DistilBERT-Based Hybrid Architecture for Phishing URL Detection

Özmen, Ülkü; Yildirim, Esra

doi:10.1109/access.2026.3684855

DistilBERT-Based Hybrid Architecture for Phishing URL Detection

Özmen Ü., Yildirim E. O.

IEEE Access, cilt.14, ss.71720-71737, 2026 (SCI-Expanded, Scopus)

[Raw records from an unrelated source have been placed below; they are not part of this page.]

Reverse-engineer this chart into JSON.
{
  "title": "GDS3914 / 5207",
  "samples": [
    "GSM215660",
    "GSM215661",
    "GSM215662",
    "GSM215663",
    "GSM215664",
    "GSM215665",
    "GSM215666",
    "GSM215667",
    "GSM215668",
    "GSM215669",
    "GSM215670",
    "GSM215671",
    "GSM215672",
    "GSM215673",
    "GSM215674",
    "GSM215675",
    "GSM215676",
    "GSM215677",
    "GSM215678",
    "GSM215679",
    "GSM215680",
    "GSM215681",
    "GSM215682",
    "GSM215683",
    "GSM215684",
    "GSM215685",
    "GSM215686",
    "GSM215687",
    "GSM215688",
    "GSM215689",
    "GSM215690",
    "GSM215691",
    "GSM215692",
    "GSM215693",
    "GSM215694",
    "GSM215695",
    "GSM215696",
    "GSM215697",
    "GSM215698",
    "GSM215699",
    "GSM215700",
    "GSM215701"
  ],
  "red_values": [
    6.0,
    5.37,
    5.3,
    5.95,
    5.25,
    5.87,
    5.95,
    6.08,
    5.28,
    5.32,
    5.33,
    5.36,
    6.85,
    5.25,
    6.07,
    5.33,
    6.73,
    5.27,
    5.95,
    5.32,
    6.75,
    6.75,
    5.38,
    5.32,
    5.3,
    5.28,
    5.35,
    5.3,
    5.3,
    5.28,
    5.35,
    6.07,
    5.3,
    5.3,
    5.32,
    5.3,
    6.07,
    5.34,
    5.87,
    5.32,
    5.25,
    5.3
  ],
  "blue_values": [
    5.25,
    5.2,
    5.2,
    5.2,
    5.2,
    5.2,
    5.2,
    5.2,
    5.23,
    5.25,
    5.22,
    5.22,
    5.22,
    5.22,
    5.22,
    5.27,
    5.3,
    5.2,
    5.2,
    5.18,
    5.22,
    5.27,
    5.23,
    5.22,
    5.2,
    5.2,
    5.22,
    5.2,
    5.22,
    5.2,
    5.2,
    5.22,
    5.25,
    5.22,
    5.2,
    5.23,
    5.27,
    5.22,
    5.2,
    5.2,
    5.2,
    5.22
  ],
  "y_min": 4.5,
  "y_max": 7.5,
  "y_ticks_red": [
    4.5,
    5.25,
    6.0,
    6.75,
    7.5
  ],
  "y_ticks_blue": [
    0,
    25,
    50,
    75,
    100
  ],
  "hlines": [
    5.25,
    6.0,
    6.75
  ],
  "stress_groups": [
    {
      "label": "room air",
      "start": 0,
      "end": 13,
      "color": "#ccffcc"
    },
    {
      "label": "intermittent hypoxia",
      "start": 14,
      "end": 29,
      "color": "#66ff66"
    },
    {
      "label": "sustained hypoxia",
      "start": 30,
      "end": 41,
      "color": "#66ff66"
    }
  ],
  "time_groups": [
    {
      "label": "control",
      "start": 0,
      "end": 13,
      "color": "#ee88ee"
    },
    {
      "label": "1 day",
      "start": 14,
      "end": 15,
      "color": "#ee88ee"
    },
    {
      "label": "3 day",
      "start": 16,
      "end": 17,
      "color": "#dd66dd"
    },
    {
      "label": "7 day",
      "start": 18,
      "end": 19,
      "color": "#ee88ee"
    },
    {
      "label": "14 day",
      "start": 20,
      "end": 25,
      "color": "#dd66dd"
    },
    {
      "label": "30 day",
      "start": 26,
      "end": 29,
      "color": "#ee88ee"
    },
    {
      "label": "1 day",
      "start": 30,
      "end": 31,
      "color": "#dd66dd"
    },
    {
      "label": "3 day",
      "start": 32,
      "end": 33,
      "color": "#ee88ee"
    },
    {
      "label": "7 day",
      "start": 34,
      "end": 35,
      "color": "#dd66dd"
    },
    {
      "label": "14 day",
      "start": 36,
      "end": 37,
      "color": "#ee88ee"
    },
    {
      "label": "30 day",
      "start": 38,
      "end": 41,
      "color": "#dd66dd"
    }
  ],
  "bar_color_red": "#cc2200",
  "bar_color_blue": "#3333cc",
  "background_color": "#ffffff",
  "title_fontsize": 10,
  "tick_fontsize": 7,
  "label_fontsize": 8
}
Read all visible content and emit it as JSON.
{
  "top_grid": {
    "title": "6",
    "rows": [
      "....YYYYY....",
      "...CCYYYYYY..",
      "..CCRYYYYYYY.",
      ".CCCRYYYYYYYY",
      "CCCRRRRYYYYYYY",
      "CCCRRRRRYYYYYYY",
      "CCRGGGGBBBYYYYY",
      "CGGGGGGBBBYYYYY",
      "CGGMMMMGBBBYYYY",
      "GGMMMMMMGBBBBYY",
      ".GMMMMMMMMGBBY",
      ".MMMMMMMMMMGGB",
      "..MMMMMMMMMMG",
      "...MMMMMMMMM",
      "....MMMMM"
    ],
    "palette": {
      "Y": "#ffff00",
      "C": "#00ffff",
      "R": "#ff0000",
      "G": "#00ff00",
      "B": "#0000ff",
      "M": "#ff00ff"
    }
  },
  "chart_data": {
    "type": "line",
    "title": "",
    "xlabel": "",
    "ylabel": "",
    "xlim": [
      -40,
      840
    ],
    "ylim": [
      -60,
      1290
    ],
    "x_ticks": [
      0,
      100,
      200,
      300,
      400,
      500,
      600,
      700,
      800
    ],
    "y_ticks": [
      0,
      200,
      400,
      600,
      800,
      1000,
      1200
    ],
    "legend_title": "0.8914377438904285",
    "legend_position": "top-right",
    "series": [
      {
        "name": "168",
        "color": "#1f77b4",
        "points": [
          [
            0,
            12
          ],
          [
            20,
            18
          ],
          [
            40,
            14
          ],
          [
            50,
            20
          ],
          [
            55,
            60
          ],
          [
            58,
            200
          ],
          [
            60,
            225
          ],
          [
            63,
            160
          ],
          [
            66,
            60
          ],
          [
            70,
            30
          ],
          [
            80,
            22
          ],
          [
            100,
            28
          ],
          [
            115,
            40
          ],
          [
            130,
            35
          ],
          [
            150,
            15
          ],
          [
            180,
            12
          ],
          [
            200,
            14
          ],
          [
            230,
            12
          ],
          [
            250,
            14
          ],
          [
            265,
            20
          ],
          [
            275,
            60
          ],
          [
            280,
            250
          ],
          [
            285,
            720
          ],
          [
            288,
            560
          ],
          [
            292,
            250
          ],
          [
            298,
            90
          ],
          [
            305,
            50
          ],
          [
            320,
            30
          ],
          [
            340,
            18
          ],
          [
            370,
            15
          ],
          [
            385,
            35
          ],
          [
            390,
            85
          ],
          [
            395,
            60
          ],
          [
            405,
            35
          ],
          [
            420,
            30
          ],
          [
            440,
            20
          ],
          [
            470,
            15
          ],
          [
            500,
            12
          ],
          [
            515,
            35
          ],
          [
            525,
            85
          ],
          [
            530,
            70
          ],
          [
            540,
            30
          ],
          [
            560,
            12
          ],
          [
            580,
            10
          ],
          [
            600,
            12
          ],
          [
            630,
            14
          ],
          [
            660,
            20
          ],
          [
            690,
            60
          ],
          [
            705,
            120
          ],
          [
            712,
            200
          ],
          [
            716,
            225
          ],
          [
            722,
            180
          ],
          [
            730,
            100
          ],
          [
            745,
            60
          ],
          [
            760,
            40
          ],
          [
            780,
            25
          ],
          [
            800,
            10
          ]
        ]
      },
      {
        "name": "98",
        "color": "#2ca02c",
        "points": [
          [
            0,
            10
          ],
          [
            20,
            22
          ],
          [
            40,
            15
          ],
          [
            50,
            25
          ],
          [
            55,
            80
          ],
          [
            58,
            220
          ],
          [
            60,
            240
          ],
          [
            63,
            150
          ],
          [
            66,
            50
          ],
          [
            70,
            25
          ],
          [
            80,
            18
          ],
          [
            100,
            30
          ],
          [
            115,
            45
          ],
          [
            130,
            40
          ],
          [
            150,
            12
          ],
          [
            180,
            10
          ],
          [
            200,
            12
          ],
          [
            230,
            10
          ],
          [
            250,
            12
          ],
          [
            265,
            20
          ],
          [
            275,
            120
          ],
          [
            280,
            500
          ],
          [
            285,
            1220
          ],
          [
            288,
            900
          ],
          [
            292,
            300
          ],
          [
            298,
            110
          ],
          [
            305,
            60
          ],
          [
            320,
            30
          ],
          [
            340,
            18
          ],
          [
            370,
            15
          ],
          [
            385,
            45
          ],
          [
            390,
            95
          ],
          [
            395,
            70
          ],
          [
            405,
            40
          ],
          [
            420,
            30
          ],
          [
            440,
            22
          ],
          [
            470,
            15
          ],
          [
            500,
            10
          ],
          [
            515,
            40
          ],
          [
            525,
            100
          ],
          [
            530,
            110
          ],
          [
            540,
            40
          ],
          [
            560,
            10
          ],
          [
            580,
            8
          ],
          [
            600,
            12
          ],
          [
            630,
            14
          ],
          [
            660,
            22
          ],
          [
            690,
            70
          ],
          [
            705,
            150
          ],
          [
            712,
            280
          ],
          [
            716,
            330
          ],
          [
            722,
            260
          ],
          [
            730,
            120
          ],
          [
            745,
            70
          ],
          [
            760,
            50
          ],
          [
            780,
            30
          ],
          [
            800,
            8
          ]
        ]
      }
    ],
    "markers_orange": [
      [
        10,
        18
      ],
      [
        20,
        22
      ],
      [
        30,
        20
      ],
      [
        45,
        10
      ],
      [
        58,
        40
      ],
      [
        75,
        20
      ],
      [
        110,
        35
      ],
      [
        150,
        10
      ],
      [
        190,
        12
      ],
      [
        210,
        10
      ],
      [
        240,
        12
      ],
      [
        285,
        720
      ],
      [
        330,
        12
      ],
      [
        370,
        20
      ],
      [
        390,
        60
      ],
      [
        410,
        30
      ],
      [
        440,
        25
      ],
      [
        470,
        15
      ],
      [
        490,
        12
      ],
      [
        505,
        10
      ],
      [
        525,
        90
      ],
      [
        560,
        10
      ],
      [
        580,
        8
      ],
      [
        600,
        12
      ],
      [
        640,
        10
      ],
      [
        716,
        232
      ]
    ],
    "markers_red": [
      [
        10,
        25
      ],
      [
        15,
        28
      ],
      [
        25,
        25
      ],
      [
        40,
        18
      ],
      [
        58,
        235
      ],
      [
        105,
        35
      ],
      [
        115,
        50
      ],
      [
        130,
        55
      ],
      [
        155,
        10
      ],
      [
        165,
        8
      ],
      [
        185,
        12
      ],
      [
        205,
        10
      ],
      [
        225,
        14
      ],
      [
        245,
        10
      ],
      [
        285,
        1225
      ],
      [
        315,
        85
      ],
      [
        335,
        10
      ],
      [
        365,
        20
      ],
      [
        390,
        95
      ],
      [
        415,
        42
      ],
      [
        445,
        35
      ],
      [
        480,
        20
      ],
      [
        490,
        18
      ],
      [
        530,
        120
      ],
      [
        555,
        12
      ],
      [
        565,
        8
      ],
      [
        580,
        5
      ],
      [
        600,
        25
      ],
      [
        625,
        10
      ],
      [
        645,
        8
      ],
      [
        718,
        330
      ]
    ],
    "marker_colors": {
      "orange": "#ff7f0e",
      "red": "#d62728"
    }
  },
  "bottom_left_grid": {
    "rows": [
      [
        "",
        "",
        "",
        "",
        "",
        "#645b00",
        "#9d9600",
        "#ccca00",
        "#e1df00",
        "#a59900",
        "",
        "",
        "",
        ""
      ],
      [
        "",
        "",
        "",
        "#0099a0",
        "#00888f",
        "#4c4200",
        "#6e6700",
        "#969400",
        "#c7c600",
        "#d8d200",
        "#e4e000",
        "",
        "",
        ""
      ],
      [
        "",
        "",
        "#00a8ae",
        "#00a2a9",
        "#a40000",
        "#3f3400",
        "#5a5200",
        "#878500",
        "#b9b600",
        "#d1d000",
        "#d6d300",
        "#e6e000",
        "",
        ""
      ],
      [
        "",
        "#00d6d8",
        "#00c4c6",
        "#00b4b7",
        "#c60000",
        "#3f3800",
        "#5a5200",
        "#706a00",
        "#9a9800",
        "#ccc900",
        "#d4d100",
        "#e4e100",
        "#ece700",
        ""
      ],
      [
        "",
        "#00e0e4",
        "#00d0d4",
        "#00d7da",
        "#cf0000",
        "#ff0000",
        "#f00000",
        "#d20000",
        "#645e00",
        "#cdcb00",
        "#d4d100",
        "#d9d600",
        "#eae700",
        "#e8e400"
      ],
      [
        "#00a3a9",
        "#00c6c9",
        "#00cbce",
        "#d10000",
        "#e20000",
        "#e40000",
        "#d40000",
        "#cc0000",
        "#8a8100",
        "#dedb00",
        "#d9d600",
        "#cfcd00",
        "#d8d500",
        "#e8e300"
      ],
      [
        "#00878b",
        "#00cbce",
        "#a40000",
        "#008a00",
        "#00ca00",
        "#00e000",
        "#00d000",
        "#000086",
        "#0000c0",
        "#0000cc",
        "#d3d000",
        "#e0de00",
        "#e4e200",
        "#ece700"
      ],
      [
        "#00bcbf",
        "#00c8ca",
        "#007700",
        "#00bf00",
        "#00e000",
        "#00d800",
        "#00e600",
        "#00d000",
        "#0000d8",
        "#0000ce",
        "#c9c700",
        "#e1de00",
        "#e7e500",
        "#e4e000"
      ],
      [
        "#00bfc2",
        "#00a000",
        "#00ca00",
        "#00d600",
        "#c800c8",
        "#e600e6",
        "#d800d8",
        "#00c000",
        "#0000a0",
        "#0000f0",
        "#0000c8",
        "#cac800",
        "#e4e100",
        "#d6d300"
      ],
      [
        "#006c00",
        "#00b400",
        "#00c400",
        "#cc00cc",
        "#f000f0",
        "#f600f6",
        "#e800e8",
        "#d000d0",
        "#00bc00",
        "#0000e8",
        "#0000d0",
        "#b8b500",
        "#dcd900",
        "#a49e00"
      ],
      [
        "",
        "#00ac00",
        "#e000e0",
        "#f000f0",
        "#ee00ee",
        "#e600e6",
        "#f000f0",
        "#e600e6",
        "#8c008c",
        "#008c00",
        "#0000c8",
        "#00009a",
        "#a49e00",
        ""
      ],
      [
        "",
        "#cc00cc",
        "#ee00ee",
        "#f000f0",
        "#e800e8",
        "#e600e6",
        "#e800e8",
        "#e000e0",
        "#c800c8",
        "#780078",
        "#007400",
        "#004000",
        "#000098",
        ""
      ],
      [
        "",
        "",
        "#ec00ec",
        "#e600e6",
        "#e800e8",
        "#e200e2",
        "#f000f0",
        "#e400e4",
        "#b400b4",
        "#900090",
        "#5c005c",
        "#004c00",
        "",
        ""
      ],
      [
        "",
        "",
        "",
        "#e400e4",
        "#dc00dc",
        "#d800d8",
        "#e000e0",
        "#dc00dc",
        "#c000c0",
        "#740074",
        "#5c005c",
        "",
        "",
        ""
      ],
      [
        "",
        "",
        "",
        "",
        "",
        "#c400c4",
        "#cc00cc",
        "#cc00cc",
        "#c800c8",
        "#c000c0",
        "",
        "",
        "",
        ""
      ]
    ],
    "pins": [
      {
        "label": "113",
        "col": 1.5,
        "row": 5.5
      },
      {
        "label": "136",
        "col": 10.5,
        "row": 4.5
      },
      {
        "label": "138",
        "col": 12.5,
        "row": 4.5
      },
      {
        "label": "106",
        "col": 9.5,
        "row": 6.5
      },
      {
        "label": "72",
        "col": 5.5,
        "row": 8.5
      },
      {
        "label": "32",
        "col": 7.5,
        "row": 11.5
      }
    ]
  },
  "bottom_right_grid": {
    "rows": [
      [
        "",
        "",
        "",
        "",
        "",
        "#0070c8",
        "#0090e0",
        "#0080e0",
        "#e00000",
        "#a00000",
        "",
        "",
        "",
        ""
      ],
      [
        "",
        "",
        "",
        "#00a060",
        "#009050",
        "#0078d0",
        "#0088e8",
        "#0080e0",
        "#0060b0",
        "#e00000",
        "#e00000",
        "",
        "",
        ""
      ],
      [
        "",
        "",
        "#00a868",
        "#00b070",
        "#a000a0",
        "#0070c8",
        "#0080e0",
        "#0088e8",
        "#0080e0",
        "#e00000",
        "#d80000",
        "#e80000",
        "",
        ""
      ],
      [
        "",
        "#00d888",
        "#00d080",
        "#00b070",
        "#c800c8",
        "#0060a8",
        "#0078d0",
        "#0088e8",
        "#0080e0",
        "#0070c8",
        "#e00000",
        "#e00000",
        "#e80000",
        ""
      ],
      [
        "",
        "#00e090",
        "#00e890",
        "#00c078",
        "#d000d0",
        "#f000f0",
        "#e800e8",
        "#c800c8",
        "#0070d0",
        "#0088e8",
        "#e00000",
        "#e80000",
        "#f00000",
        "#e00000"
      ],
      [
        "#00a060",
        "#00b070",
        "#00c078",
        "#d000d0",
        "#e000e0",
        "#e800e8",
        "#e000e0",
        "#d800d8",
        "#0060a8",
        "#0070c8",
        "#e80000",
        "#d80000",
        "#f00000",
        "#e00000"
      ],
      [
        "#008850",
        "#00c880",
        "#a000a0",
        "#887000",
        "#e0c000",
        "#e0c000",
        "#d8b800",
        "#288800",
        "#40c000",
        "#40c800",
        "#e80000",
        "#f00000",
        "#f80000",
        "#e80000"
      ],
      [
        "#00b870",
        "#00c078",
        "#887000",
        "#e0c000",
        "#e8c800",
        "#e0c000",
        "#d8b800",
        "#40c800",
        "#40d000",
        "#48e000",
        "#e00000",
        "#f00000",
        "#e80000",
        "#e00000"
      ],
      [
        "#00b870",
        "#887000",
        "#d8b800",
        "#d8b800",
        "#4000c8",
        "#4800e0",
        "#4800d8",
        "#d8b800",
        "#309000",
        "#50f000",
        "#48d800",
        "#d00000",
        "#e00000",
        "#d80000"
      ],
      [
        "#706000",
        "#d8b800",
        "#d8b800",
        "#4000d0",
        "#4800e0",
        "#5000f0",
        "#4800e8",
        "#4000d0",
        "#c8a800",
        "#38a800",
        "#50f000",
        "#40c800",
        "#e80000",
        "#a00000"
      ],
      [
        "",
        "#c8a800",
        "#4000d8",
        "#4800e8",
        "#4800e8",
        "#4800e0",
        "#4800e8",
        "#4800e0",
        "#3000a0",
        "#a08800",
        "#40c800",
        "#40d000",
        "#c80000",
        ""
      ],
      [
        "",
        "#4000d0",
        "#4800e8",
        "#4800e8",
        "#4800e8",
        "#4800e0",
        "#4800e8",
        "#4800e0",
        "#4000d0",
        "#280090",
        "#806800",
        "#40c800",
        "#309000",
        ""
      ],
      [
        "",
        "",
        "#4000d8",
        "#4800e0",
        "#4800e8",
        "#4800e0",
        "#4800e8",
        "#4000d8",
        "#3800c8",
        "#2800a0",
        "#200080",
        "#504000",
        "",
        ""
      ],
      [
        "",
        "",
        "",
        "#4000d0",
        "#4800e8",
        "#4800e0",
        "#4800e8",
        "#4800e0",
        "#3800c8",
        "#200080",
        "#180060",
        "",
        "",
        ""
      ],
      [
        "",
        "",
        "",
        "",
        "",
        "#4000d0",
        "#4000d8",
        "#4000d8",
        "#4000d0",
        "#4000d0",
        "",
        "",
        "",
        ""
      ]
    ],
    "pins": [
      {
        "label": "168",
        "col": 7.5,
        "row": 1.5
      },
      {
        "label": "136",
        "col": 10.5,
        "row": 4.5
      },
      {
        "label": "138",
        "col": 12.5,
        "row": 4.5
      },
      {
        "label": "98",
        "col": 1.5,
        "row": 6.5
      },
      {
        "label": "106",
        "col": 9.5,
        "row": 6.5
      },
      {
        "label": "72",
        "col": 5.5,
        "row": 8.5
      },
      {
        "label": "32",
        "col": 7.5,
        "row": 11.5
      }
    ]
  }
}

Yayın Türü: Makale / Tam Makale
Cilt numarası: 14
Basım Tarihi: 2026
Doi Numarası: 10.1109/access.2026.3684855
Dergi Adı: IEEE Access
Derginin Tarandığı İndeksler: Science Citation Index Expanded (SCI-EXPANDED), Scopus, Compendex, INSPEC, Directory of Open Access Journals
Sayfa Sayıları: ss.71720-71737
Anahtar Kelimeler: DistilBERT, ensemble learning, late fusion, phishing detection, transformer models, URL classification
Atatürk Üniversitesi Adresli: Evet

Özet

Phishing continues to be a major and rapidly evolving challenge in cybersecurity. By disguising malicious links as legitimate ones, attackers trick users into revealing sensitive information such as login credentials and financial details. Detecting phishing URLs is difficult because modern attacks rely on heavy obfuscation and are often lexically very similar to benign domains. In this paper, we propose a hybrid late-fusion approach that combines deep semantic (word) representations with handcrafted statistical features for phishing URL detection. We select the fusion weight using AUCPR-driven optimization on a validation set and obtain an optimal value of α = 0.47, which balances the contribution of semantic and lexical signals. Experiments on a large-scale benchmark dataset show that the proposed fusion model is highly effective. It reaches an accuracy of 98.79% and a ROC–AUC of 0.9983, and it performs better than either feature stream on its own. Under a strict security setting (FPR ≤ 1%), the system still achieves a phishing detection rate of 97.58%. To evaluate real-world robustness, we additionally perform external validation on 150 verified phishing URLs from PhishTank collected between December 2025 and February 2026, well after the benchmark dataset was compiled. Without any retraining, the model achieves a Recall/TPR of 99.33%, correctly flagging 149 out of 150 previously unseen phishing URLs. Overall, these results indicate strong temporal generalization and highlight the practical promise of the proposed method for real-world cybersecurity deployments.